On Success: Innocence and Self Advocacy
Ice Cream for the Soul
Last week I took my children to a restaurant. My six-year-old son asked if he could say grace. As we bowed our heads he said, “God is good. God is great. Thank you for the food, and I would even thank you more if Mom gets us ice cream for dessert. And Liberty and justice for all! Amen!”
Along with the laughter from the other customers nearby, I heard a woman remark, “That’s what’s wrong with this country. Kids today don’t even know how to pray. Asking God for ice-cream! Why, I never!”
Hearing this, my son burst into tears and asked me, “Did I do it wrong? Is God mad at me?”
As I held him and assured him that he had done a terrific job and God was certainly not mad at him, an elderly gentleman approached the table. He winked at my son and said, “I happen to know that God thought that was a great prayer.” “Really?” my son asked. “Cross my heart.” Then in theatrical whisper, he added (indicating the woman whose remark had started this whole thing), “Too bad she never asks God for ice cream. A little ice cream is good for the soul sometimes.”
Naturally, I bought my kid’s ice cream at the end of the meal. My son stared at it for a moment and then did something I will remember for the rest of my life. He picked up his sundae and, without a word, walked over and placed it in front of the woman. With a big smile he told her, “Here, this is for you. Ice cream is good for the soul sometimes and my soul is good already.”
“The great man is he who does not lose his child’s-heart.”
Mencius, Works, (4th-3rd c. b.c.), 4, tr. Charles A. Wong
On “Relative Perspectives”
What A Dog!
A butcher is in his shop, and he’s real busy, and he notices a dog in the shop. He shoos him away. But later, he notices the dog is back again. So he goes over to the dog, and notices he has a note in his mouth. He takes the note, and it reads, “Can I have 12 sausages and a leg of lamb, please. The dog has money in his mouth, as well.” The butcher looks inside and, lo and behold, there is a ten dollar bill there.
So he takes the money, and puts the sausages and lamb in a bag, placing it in the dog’s mouth.
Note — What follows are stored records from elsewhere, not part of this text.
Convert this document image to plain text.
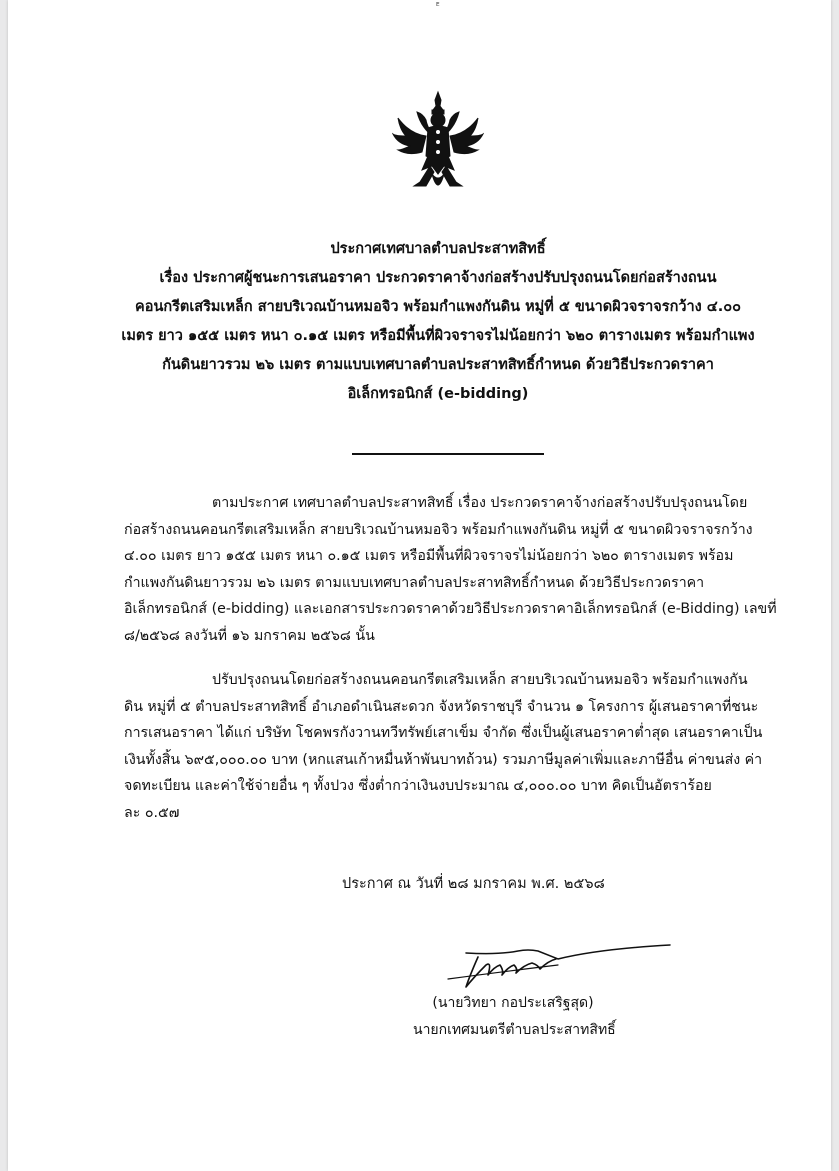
ᴱ
ประกาศเทศบาลตำบลประสาทสิทธิ์
เรื่อง ประกาศผู้ชนะการเสนอราคา ประกวดราคาจ้างก่อสร้างปรับปรุงถนนโดยก่อสร้างถนน
คอนกรีตเสริมเหล็ก สายบริเวณบ้านหมอจิว พร้อมกำแพงกันดิน หมู่ที่ ๕ ขนาดผิวจราจรกว้าง ๔.๐๐
เมตร ยาว ๑๕๕ เมตร หนา ๐.๑๕ เมตร หรือมีพื้นที่ผิวจราจรไม่น้อยกว่า ๖๒๐ ตารางเมตร พร้อมกำแพง
กันดินยาวรวม ๒๖ เมตร ตามแบบเทศบาลตำบลประสาทสิทธิ์กำหนด ด้วยวิธีประกวดราคา
อิเล็กทรอนิกส์ (e-bidding)

ตามประกาศ เทศบาลตำบลประสาทสิทธิ์ เรื่อง ประกวดราคาจ้างก่อสร้างปรับปรุงถนนโดย
ก่อสร้างถนนคอนกรีตเสริมเหล็ก สายบริเวณบ้านหมอจิว พร้อมกำแพงกันดิน หมู่ที่ ๕ ขนาดผิวจราจรกว้าง
๔.๐๐ เมตร ยาว ๑๕๕ เมตร หนา ๐.๑๕ เมตร หรือมีพื้นที่ผิวจราจรไม่น้อยกว่า ๖๒๐ ตารางเมตร พร้อม
กำแพงกันดินยาวรวม ๒๖ เมตร ตามแบบเทศบาลตำบลประสาทสิทธิ์กำหนด ด้วยวิธีประกวดราคา
อิเล็กทรอนิกส์ (e-bidding) และเอกสารประกวดราคาด้วยวิธีประกวดราคาอิเล็กทรอนิกส์ (e-Bidding) เลขที่
๘/๒๕๖๘ ลงวันที่ ๑๖ มกราคม ๒๕๖๘ นั้น

ปรับปรุงถนนโดยก่อสร้างถนนคอนกรีตเสริมเหล็ก สายบริเวณบ้านหมอจิว พร้อมกำแพงกัน
ดิน หมู่ที่ ๕ ตำบลประสาทสิทธิ์ อำเภอดำเนินสะดวก จังหวัดราชบุรี จำนวน ๑ โครงการ ผู้เสนอราคาที่ชนะ
การเสนอราคา ได้แก่ บริษัท โชคพรกังวานทวีทรัพย์เสาเข็ม จำกัด ซึ่งเป็นผู้เสนอราคาต่ำสุด เสนอราคาเป็น
เงินทั้งสิ้น ๖๙๕,๐๐๐.๐๐ บาท (หกแสนเก้าหมื่นห้าพันบาทถ้วน) รวมภาษีมูลค่าเพิ่มและภาษีอื่น ค่าขนส่ง ค่า
จดทะเบียน และค่าใช้จ่ายอื่น ๆ ทั้งปวง ซึ่งต่ำกว่าเงินงบประมาณ ๔,๐๐๐.๐๐ บาท คิดเป็นอัตราร้อย
ละ ๐.๕๗

ประกาศ ณ วันที่ ๒๘ มกราคม พ.ศ. ๒๕๖๘
(นายวิทยา กอประเสริฐสุด)
นายกเทศมนตรีตำบลประสาทสิทธิ์
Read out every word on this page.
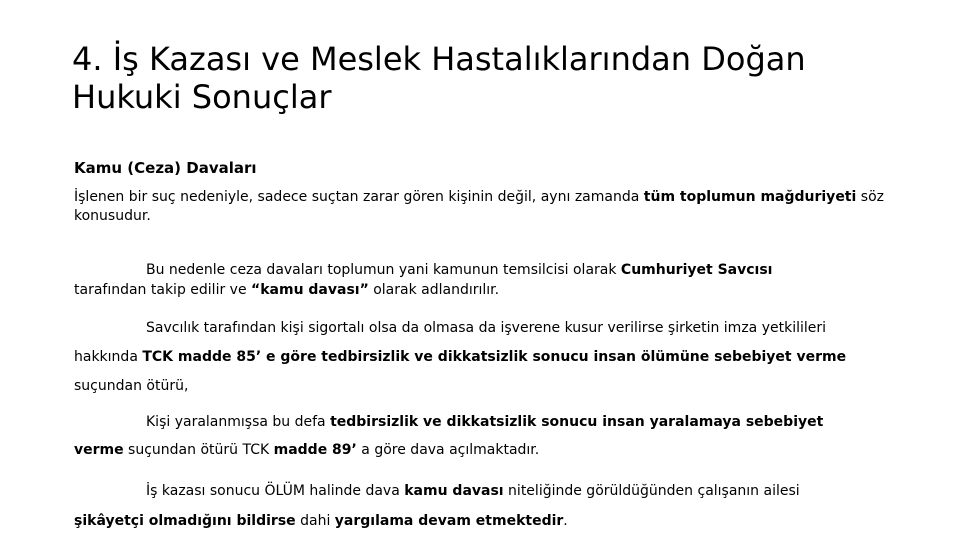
4. İş Kazası ve Meslek Hastalıklarından Doğan
Hukuki Sonuçlar
Kamu (Ceza) Davaları

İşlenen bir suç nedeniyle, sadece suçtan zarar gören kişinin değil, aynı zamanda tüm toplumun mağduriyeti söz konusudur.

Bu nedenle ceza davaları toplumun yani kamunun temsilcisi olarak Cumhuriyet Savcısı
tarafından takip edilir ve “kamu davası” olarak adlandırılır.
Savcılık tarafından kişi sigortalı olsa da olmasa da işverene kusur verilirse şirketin imza yetkilileri
hakkında TCK madde 85’ e göre tedbirsizlik ve dikkatsizlik sonucu insan ölümüne sebebiyet verme
suçundan ötürü,
Kişi yaralanmışsa bu defa tedbirsizlik ve dikkatsizlik sonucu insan yaralamaya sebebiyet
verme suçundan ötürü TCK madde 89’ a göre dava açılmaktadır.
İş kazası sonucu ÖLÜM halinde dava kamu davası niteliğinde görüldüğünden çalışanın ailesi
şikâyetçi olmadığını bildirse dahi yargılama devam etmektedir.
The butcher is well impressed, and since it’s close to closing time, he decides to shut up shop and follow the dog. So off he goes. The dog is walking down the street, when he comes to a level crossing. The dog puts down the bag, jumps up and presses the button. Then he waits patiently, bag in mouth, for the lights to turn. They do, and he walks across the road, with the butcher following him all the way.
The dog then comes to a bus stop, and starts looking at the timetable. The butcher is in awe at this stage. The dog checks out the times, and then sits on one of the seats provided. Along comes a bus. The dog walks around to the front, looks at the number, and goes back to his seat. Another bus comes. Again the dog goes and looks at the number, notices it’s the right bus, and climbs on. The butcher, by now open-mouthed, follows him onto the bus. The bus travels through the town and out into the suburbs, the dog looking at the scenery. Eventually he gets up, and moves to the front of the bus. He stands on 2 back paws and pushes the button to stop the bus. Then he gets off, his groceries still in his mouth.
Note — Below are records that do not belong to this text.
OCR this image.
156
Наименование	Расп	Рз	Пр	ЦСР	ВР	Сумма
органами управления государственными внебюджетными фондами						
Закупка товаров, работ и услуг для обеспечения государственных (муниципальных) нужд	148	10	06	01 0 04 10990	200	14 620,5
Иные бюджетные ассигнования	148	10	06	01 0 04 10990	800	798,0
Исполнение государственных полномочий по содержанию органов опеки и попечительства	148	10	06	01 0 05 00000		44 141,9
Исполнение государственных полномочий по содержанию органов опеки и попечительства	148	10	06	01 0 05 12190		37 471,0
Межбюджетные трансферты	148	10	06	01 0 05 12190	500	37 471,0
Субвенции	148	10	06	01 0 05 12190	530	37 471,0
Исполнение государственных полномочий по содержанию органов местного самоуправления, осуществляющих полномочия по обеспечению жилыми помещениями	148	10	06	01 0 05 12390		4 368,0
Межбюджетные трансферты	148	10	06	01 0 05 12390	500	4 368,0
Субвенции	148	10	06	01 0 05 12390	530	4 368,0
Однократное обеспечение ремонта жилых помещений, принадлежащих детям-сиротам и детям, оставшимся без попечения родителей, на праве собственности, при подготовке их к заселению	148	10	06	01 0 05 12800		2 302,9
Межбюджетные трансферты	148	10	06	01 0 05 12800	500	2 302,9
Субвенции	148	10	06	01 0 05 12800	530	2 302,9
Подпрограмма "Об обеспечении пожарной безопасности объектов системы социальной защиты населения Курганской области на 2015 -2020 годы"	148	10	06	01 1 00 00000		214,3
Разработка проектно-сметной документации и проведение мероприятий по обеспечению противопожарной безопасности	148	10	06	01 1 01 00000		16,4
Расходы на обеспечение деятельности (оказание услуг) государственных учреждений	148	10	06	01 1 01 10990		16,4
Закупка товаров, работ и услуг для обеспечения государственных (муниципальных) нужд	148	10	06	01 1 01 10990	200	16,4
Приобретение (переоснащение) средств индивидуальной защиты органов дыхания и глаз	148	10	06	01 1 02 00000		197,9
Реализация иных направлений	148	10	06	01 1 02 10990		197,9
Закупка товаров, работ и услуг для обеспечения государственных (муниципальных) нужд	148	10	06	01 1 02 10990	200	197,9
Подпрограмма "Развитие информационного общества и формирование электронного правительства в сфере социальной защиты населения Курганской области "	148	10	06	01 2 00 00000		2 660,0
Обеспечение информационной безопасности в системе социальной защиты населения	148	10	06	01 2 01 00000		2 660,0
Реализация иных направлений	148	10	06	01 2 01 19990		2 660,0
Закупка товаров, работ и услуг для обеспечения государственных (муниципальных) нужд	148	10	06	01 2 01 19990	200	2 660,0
Well, dog and butcher are walking along the road, and then the dog turns into a house. He walks up the path, and drops the groceries on the step. Then he walks back down the path, takes a big run, and throws himself -Whap!- against the door. He goes back down the path, runs up to the door and -Whap!- throws himself against it again. There’s no answer at the house, so the dog goes back down the path, jumps up on a narrow wall, and walks along the perimeter of the garden.
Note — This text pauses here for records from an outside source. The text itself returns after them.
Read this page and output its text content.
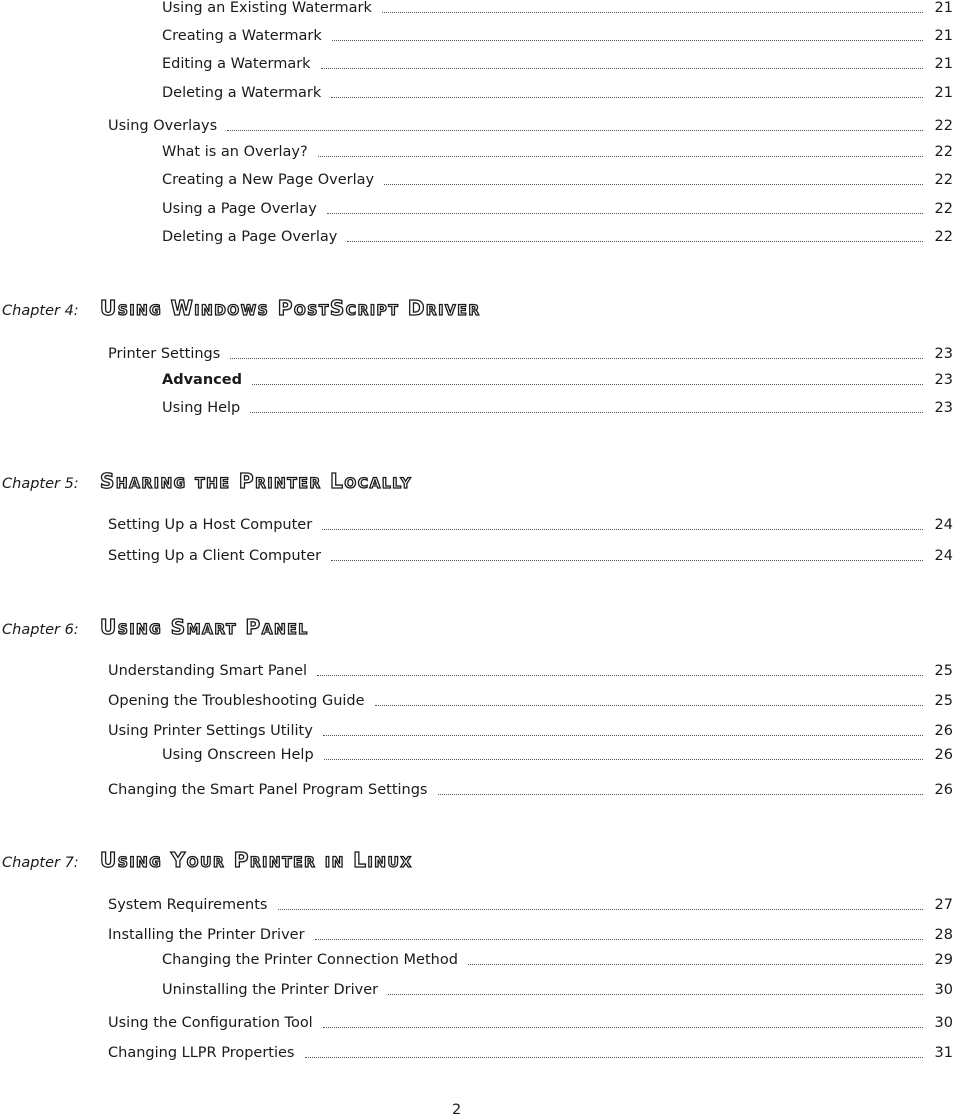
Using an Existing Watermark	21
Creating a Watermark	21
Editing a Watermark	21
Deleting a Watermark	21
Using Overlays	22
What is an Overlay?	22
Creating a New Page Overlay	22
Using a Page Overlay	22
Deleting a Page Overlay	22
Chapter 4: Using Windows PostScript Driver
Printer Settings	23
Advanced	23
Using Help	23
Chapter 5: Sharing the Printer Locally
Setting Up a Host Computer	24
Setting Up a Client Computer	24
Chapter 6: Using Smart Panel
Understanding Smart Panel	25
Opening the Troubleshooting Guide	25
Using Printer Settings Utility	26
Using Onscreen Help	26
Changing the Smart Panel Program Settings	26
Chapter 7: Using Your Printer in Linux
System Requirements	27
Installing the Printer Driver	28
Changing the Printer Connection Method	29
Uninstalling the Printer Driver	30
Using the Configuration Tool	30
Changing LLPR Properties	31
2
He gets to the window, and beats his head against it several times, walks back, jumps off, and waits at the door. The butcher watches as a big guy opens the door, and starts laying into the dog. Kicking him, punching him, and swearing at him. The butcher runs up, and stops the guy. “What the hell are you doing? This dog is a genius. He could be on TV, for goodness sake!”, to which the guy responds “Clever, my ass. This is the second time this week that he’s forgotten his key.”